D. H. Lawrence a, lui aussi, su faire vibrer la corde de l’arc de Cupidon avec la figure emblématique de l’arc-en-ciel éponyme de son roman484. En termes de physique, l’arc-en-ciel n’est qu’un phénomène météorologique lumineux en forme d’arc, offrant les couleurs du prisme par réflexion et réfraction de la lumière du soleil dans les gouttes de pluie. La lumière est donc diffractée et donne à voir les couleurs du prisme dans une sorte de suspension qui fait apparaître l’immatériel. De la même façon, les arches dans Nostromo s’inscrivent dans une « tropologie » où la phrase est une arche offrant un espace dans lequel les signifiants peuvent vibrer, égrener les signifiés, et essaimer à l’infini. Ainsi, le cri hystérique de la locomotive que regarde Decoud, devient-il une vision fugitive et spectrale :

‘The rumble of wheels under the sonorous arch was traversed by a strange, piercing shriek, and Decoud, from his back seat, had a view of the people behind the carriage trudging along the road outside, all turning their heads, in sombreros and rebozos, to look at a locomotive which rolled quickly out of sight behind Giorgio Viola’s house, under a white trail of steam that seemed to vanish in the breathless, hysterically prolonged scream of warlike triumph. And it was all like a fleeting vision, the shrieking ghost of a railway engine fleeing across the frame of the archway, [...] (N, 166 ; c’est nous qui soulignons)’

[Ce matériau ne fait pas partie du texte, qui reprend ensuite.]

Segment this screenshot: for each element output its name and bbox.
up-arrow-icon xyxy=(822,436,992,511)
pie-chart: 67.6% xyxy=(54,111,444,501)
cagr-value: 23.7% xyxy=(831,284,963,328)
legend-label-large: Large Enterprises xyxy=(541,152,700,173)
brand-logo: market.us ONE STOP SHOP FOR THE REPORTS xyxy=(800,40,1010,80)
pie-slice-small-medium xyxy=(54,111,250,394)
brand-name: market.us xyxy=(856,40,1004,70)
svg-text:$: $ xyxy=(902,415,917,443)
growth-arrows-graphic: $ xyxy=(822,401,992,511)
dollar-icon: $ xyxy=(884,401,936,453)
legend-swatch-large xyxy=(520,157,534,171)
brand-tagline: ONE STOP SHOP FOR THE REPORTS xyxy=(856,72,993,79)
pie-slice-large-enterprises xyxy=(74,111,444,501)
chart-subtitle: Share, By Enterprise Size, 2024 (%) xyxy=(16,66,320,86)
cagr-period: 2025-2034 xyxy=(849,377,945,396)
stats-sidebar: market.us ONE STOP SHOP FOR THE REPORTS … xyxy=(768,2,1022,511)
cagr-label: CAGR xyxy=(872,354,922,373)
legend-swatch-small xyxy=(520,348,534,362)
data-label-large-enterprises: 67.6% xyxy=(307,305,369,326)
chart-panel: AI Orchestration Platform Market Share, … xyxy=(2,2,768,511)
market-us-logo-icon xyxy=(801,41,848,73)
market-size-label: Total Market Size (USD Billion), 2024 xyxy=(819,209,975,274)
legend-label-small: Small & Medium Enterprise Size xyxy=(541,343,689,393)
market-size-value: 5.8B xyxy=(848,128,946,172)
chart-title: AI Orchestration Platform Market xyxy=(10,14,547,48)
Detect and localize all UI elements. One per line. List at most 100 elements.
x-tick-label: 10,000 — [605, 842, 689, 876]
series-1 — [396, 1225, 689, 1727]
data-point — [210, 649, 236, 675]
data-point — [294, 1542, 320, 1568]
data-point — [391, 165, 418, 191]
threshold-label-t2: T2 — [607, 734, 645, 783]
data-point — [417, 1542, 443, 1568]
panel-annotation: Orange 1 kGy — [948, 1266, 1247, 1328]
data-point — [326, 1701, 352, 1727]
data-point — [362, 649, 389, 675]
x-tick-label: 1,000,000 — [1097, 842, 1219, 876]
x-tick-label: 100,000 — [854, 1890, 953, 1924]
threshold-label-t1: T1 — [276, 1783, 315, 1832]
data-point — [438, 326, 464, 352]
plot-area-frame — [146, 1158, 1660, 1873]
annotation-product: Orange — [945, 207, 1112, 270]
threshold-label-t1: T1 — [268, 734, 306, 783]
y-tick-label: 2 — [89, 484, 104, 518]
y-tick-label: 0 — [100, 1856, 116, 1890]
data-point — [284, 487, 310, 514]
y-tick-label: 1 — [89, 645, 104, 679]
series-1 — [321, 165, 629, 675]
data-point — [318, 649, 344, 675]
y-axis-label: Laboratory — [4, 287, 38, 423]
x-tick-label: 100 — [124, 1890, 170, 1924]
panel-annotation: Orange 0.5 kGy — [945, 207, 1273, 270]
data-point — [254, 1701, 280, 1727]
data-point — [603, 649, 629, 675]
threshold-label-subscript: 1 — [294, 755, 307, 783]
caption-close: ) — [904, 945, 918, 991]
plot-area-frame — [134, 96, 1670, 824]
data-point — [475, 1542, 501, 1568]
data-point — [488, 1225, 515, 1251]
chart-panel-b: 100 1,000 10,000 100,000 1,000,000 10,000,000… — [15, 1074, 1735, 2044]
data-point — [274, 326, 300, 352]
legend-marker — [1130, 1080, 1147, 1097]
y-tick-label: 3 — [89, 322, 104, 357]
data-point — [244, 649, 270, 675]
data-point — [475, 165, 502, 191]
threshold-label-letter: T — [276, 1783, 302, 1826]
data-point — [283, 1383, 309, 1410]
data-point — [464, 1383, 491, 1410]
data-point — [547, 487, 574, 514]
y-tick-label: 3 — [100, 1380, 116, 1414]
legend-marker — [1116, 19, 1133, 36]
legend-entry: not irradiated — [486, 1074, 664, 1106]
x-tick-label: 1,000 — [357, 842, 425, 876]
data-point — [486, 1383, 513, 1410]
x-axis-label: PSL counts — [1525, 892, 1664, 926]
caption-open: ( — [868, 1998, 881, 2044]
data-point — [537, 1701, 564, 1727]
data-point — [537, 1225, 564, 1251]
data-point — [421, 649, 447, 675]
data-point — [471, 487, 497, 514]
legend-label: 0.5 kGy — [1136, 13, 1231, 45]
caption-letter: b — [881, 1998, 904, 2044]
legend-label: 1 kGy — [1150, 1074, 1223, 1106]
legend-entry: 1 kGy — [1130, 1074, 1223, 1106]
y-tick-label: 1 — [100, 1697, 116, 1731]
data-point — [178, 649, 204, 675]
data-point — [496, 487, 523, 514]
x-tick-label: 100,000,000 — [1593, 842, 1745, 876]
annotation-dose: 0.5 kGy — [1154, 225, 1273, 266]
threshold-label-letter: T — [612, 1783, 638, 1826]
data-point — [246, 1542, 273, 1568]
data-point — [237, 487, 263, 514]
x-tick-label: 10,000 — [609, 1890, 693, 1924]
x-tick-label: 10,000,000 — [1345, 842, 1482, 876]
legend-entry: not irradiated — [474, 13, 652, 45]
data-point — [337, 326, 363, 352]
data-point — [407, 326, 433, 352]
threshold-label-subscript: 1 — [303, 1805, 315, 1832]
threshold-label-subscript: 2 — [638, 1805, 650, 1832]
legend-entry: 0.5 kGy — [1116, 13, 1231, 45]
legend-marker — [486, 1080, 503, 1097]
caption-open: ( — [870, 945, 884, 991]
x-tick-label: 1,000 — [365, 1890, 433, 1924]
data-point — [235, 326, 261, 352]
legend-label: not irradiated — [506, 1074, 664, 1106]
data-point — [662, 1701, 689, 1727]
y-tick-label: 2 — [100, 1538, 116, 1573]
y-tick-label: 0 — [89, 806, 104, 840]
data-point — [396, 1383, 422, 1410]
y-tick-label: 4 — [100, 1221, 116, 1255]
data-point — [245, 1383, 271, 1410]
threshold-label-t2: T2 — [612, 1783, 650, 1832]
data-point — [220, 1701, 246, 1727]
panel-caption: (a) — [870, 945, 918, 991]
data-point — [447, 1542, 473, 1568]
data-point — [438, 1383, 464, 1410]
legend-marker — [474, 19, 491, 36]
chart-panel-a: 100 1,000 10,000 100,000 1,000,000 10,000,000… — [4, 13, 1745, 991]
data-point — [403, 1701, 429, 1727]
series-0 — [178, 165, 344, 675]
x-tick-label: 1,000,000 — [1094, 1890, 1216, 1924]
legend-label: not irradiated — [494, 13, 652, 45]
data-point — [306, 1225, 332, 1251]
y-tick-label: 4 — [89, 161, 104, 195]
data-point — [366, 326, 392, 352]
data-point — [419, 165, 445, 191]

La racine grecque arkhaios, quant à elle, nous ramène aux origines et à cette rature de « rien qui fut d’avant », ce qui explique aussi la fascination de Decoud pour les arches au-delà desquelles il cherche finalement à voir le visage de l’Autre qui n’est qu’ « une voix sans visage485 », ou encore « The featureless face of a nameless One »486 dont l’équivalent vocal serait le cri muet, ou encore le terrible cri murmuré de Kurtz : « the whispered cry » (HOD, 117).

Notes
478.
‘ Pour Lacan, la notion de vide est centrale et de structure, il est intéressant de constater qu’il s’appuie sur le motif de la cathédrale : « l’architecture primitive peut être définie comme quelque chose d’organisé autour d’un vide. C’est aussi bien l’impression authentique que nous donnent par exemple les formes d’une cathédrale comme Saint-Marc, et c’est le vrai sens de toute architecture. [...] Comme il s’agit avec ce moyen moins marqué dans la peinture, de retrouver le vide sacré de l’architecture, on essaie de faire quelque chose qui y ressemble de plus en plus, c’est-à-dire que l’on découvre la perspective. » (L’Ethique ..., op. cit., p. 162)’
479.
‘ Paul Claudel, « Jules, ou l’homme-aux-deux-cravates », Conversations, Notes, p. 1516, n°13. Cité par Michel Plourde, Paul Claudel. Une musique du silence, Canada, Les presses de l’Université de Montréal, 1970, p. 94.’
480.
‘ Zola avec La Bête Humaine, D.H. Lawrence avec Women in Love ont contribué à faire de la locomotive une figure du désir et de ses pulsions.’
481.
‘ M. Plourde, ibid., p. 94.’
482.
Ibidem.’
483.
‘ Michel Plourde, op. cit., p. 95.’
484.
‘ D. H. Lawrence, The Rainbow, Harmondsworth, Penguin, 1915.’
485.
‘ Définition de l’Autre proposée par Michel Cusin.’
486.
‘ James Joyce, Ulysses, op. cit., p. 383.’